2006 was also a banner year for Goose Island, which sold a share of their business to Portland-based Widmer Brothers Brewing, which is partially owned by Anheuser-Busch (leading to speculation that A-B was actually buying a stake in Goose Island). Skeptics say that since A-B already has a stake in Widmer Brothers, they also now have a stake in Goose Island by proxy. It’s all semantics. The Widmer Brothers buy-in allowed Goose Island to form a distribution agreement with the companies that distribute Anheuser-Busch product. This caused so much consternation from beer geeks and "Chicagoans" up in arms that the Clydesdales would soon be rolling onto Fulton Street that Goose Island brewmaster Greg Hall replied both in the comments, and in a one-on-one talk with Chicagoist. The expanded distribution agreement allowed Goose Island to ramp up their reserve line production to year-round status, and resulted in increased sales, improved marketing, and an expanded presence on store shelves. Hall noted at the time that “people (don’t) really care or put much thought into where they get their beer.”

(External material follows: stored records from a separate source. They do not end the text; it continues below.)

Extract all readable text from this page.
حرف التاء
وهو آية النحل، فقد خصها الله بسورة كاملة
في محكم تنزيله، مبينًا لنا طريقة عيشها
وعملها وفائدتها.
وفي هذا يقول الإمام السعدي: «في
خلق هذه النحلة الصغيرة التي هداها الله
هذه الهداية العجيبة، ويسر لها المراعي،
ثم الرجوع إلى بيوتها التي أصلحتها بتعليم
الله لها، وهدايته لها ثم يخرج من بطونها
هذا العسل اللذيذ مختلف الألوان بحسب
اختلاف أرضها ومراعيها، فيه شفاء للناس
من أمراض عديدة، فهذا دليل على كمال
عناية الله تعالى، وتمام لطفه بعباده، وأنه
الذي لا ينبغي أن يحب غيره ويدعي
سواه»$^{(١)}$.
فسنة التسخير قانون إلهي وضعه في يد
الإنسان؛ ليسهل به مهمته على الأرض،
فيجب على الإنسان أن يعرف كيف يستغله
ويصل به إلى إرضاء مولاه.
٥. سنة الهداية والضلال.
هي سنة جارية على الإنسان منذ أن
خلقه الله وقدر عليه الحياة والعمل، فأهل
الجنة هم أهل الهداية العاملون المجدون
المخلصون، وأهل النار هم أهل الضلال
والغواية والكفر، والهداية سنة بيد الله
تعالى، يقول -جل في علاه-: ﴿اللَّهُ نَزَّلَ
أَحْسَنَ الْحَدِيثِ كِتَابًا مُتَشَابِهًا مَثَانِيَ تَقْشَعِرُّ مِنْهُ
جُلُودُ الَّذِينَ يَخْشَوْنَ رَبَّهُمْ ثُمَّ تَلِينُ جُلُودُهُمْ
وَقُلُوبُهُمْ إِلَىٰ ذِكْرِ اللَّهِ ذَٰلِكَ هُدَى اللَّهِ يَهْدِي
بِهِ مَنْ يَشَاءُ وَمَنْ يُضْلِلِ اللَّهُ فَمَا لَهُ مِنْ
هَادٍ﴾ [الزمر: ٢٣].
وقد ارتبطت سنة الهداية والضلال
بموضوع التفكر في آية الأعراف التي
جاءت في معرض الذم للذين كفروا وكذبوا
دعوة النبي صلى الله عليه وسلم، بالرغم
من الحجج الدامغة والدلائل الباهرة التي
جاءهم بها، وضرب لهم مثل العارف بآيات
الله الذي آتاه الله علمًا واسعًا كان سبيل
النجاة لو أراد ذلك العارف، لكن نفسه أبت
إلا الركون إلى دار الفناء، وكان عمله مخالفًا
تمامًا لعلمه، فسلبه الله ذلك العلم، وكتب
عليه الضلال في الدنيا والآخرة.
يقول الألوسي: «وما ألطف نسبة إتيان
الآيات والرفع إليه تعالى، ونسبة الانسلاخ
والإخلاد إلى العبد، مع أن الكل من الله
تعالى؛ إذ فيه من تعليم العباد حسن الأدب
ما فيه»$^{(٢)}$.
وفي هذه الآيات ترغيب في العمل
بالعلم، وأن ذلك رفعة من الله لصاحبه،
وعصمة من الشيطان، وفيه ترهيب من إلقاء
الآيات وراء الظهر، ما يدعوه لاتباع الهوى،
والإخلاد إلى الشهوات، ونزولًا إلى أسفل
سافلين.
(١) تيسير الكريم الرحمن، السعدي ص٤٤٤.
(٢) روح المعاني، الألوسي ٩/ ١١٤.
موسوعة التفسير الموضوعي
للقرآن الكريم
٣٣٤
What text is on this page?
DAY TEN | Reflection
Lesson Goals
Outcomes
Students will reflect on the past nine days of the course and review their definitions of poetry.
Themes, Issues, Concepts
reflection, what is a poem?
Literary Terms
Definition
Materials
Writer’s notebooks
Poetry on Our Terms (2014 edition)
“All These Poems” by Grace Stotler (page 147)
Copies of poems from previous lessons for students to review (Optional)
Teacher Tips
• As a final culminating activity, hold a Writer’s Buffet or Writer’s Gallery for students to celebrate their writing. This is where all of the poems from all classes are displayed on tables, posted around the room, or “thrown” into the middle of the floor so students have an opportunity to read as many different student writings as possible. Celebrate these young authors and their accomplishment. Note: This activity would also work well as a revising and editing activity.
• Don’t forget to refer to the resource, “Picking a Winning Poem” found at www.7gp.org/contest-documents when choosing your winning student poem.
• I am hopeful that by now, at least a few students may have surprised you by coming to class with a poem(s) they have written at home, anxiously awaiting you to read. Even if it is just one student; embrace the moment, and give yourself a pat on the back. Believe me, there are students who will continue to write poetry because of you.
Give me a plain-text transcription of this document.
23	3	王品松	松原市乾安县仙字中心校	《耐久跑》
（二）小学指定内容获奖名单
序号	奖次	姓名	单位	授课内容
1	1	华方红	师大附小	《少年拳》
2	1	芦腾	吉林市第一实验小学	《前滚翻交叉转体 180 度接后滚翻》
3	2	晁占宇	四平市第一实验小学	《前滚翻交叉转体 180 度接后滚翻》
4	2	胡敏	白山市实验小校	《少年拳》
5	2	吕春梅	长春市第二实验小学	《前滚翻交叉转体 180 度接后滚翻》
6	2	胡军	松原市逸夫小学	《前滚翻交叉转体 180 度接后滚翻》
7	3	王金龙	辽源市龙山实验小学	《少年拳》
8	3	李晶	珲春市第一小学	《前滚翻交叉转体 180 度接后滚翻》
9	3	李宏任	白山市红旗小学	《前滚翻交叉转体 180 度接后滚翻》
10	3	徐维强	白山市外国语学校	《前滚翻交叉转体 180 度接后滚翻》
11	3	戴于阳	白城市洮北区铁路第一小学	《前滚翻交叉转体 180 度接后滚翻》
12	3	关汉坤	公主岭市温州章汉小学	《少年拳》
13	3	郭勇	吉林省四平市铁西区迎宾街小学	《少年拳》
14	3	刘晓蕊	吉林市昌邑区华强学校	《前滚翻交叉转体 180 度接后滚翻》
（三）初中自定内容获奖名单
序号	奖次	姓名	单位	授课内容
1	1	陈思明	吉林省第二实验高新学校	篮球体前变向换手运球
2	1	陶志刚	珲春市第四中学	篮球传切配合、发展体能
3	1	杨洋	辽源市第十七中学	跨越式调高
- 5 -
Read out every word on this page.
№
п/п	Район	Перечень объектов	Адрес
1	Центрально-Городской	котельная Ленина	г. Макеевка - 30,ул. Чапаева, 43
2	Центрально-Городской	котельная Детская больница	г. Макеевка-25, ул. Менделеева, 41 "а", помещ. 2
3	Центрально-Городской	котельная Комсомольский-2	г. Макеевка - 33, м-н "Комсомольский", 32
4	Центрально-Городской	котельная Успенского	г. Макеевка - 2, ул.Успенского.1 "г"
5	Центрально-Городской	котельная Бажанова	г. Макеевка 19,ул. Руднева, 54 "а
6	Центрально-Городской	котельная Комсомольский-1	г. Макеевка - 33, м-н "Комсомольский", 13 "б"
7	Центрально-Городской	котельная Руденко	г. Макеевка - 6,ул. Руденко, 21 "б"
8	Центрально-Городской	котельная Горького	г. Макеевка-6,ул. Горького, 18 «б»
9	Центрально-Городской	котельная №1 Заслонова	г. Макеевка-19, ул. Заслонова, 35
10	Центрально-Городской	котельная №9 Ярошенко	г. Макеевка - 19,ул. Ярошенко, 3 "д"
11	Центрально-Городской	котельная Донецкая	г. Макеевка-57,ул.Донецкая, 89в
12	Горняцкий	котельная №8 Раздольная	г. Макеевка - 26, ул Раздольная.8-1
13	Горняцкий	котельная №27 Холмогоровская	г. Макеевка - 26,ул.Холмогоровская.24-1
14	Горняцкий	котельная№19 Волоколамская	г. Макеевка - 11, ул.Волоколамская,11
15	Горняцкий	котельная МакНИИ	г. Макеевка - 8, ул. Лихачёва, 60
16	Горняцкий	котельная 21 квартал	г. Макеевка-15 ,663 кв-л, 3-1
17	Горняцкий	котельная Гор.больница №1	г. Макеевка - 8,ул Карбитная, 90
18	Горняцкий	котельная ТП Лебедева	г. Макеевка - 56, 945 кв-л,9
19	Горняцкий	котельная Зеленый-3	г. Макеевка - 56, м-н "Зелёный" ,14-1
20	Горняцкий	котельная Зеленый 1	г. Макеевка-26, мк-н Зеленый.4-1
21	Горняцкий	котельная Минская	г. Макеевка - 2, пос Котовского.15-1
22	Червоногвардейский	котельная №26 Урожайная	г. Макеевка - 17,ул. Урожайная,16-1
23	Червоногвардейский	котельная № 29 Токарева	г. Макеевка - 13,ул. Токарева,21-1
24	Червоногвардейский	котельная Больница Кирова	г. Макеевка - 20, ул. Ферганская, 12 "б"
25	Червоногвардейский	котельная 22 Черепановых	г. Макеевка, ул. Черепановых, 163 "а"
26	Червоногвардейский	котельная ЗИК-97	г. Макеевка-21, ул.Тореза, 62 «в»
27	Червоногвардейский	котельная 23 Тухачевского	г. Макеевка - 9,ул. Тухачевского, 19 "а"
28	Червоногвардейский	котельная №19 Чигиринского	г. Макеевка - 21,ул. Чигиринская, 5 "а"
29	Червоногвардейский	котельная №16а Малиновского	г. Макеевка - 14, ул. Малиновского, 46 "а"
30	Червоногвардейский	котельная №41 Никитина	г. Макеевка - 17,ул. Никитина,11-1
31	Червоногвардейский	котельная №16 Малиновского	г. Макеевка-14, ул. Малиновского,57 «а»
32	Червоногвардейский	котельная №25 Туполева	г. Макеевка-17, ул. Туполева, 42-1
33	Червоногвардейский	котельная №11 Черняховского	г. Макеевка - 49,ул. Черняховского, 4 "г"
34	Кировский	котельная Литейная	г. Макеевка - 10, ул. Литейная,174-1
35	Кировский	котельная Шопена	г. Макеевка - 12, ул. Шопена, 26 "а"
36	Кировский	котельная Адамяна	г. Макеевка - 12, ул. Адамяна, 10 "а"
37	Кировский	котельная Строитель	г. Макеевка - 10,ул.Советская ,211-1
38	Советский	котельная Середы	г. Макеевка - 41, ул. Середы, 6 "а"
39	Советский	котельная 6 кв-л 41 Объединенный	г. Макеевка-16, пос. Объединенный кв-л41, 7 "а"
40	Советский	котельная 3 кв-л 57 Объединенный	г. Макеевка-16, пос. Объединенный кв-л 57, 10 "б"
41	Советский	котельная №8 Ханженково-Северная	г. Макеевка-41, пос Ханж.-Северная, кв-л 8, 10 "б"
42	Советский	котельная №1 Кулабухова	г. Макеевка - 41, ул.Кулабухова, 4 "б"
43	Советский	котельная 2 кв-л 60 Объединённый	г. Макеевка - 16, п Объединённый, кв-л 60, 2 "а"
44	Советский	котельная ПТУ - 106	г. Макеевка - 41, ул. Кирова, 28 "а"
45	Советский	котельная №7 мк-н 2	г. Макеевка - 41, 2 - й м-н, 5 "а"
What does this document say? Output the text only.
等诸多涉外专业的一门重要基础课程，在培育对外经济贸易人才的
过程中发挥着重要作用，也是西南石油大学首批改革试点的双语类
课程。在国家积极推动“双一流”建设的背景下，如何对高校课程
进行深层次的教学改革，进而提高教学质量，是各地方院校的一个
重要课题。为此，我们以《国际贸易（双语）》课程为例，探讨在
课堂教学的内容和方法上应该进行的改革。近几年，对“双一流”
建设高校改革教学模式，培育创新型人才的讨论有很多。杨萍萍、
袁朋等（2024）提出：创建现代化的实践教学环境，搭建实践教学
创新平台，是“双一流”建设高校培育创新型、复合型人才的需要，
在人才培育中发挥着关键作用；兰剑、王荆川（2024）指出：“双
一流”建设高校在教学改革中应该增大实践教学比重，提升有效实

Bell’s Beer founder Larry Bell was one who did. For years, both Goose Island and Bell’s were distributed by Union Beverage, a subsidiary of National Wine and Spirits. While Goose Island’s business dealings provided one template to get out of a bad distribution deal, Bell’s opted for the nuclear option. Or, for fans of Alan Moore’s “Watchmen”, Goose Island was Ozymandias to Bell’s Rorschach. Faced with the possibility of having their product distributed by Chicago Beverage Systems, Bell’s decided that selling their beer in Illinois wasn’t worth the hassle.

Looking at a 2007 without Oberon on draft, others started to ask questions about the distribution system. While some people were complaining that the loss of Bell’s in Illinois was a casualty of the “Wirtz Law” that was ruled unconstitutional in 2002, Bell's decision is actually a protest of the Beer Industry Fair Dealing Act of 1982. At the time that law was passed, this legislation guaranteed distributors fair compensation from large breweries like Anheuser-Busch, Miller, and Coors, if any of those breweries left for a better deal with another wholesaler. Today, with exclusivity agreements between the major breweries and distributors, it’s a draconian document that essentially punishes craft breweries like Bell’s for wanting to do business that more benefits them. While we’ve taken our shots at Chicago Beverage since then, the most damning accounts against them came from Larry Bell himself. Recalling an August meeting with Chicago Beverage executives to gauge the company’s interest in distributing his product, Bell said to Nicholas Day in the Reader that “their answers to questions about carrying all the (Bell’s) brands were extremely unenthusiastic.”

Not all was bread and circuses with breweries. Some of them actually set a standard worth its weight in gold. Piece’s Jonathan Cutler was crowned best microbrewer at the World Beer Cup. And Flossmoor Station’s Matt Van Wyk earned top honors at the Great American Beer Fest. Since they’re microbrewers, they don’t have the deal with the headaches that come with distribution.

The business of bottle service in nightclubs received some much-needed attention from the state liquor control commission this year . The thirteen clubs required to argue the merits of bottle service in front of the commission took the position that since bottle service comes with a designated server, the consumption by patrons was being adequately monitored by professionals. That still makes us shake our head. Their own counsel even admitted that bottle service was a pretension. “What customers are buying is not the actual drink, they're buying real estate", was what Harlan Powell said at the time. He’s absolutely right to make a statement so unvarnished and cocksure. But don’t cloak the practice under the guise that customers are being monitored, because we all know better. We’ve even seen the pictures. The liquor control commission isn’t being completely altruistic in its concern, either. While they have every right to be worried about over serving of club patrons, they also realize that there some revenue that could be earned from, say, a bottle service license, or extra taxes to clubs that engage in the practice.